Background: Gastroesophageal reflux (GER) is a common cause of chronic cough. Moreover, chronic cough can be the sole presenting manifestation of GER disease (GERD). It has been suggested recently that GER most often causes chronic cough by stimulating the distal esophagus. To gain further diagnostic and pathophysiologic knowledge, we prospectively evaluated a group of patients with chronic cough likely to be due to GER with extensive gastrointestinal and respiratory studies and then observed their response to antireflux therapy.
Methods: We prospectively characterized 12 subjects whose chronic cough was likely to be due to GER by chest radiographs, barium esophagography, 24-h esophageal pH monitoring (EPM) with probes in the distal and proximal esophagus, esophagoscopy, and bronchoscopy. Then, prior to instituting antireflux therapy, we objectively counted coughs during the distal esophageal infusion of 0.1 N HCl or 0.9 percent saline solution administered in a randomized, double-blind, standardized fashion (ie, Bernstein acid-perfusion test).
Results: Gastroesophageal reflux was determined to cause cough in all subjects based on disappearance of cough with antireflux therapy. It was clinically "silent" in 75 percent. The EPM was the test most frequently abnormal (sensitivity, 92 percent). Distal esophageal data revealed that 10 of 12 subjects had GER-induced coughs (12 +/- 12) while only 7 of 12 had an abnormal esophageal pH conventional parameter (eg, percent time pH < 4).
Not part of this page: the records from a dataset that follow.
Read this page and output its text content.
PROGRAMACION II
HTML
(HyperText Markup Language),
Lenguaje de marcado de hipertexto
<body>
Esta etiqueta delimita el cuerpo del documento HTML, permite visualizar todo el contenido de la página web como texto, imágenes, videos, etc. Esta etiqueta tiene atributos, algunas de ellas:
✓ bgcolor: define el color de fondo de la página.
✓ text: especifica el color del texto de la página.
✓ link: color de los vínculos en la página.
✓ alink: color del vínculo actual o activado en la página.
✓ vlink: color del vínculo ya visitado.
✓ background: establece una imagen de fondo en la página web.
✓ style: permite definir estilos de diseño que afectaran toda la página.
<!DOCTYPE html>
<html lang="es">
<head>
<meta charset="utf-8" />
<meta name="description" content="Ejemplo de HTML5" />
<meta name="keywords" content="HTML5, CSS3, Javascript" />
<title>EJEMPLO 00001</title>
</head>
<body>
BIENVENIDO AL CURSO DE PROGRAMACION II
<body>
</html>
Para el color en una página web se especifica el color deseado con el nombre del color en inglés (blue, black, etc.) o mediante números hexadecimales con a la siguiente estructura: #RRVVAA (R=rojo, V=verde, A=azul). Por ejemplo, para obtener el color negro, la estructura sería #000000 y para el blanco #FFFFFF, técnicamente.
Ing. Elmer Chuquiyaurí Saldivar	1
Compared with the distal esophagus, GER to the proximal esophagus occurred (p = 0.017) and induced cough (p = 0.004) less often. Compared with baseline (9.3 +/- 17.6), there were no differences in coughs induced by the infusion of saline solution (9.2 +/- 15.9) or acid (15.1 +/- 26.7); the number of coughs induced by acid was negatively correlated with distal esophageal acid-GER events during EPM (r = -0.64, p = 0.01). Neither bronchoscopy nor chest radiographs were consistent with aspiration.
Conclusions: There is a clinical profile that prospectively predicts which patients have chronic cough due to GER. The cough was most likely due to stimulation of the distal esophagus, not aspiration. Intraesophageal acid is unlikely to be the sole mediator in gastric juice causing the cough. While EPM is the single most helpful diagnostic test, conventionally utilized diagnostic indices of GERD can be misleadingly normal; observing GER-induced coughs is more frequently helpful.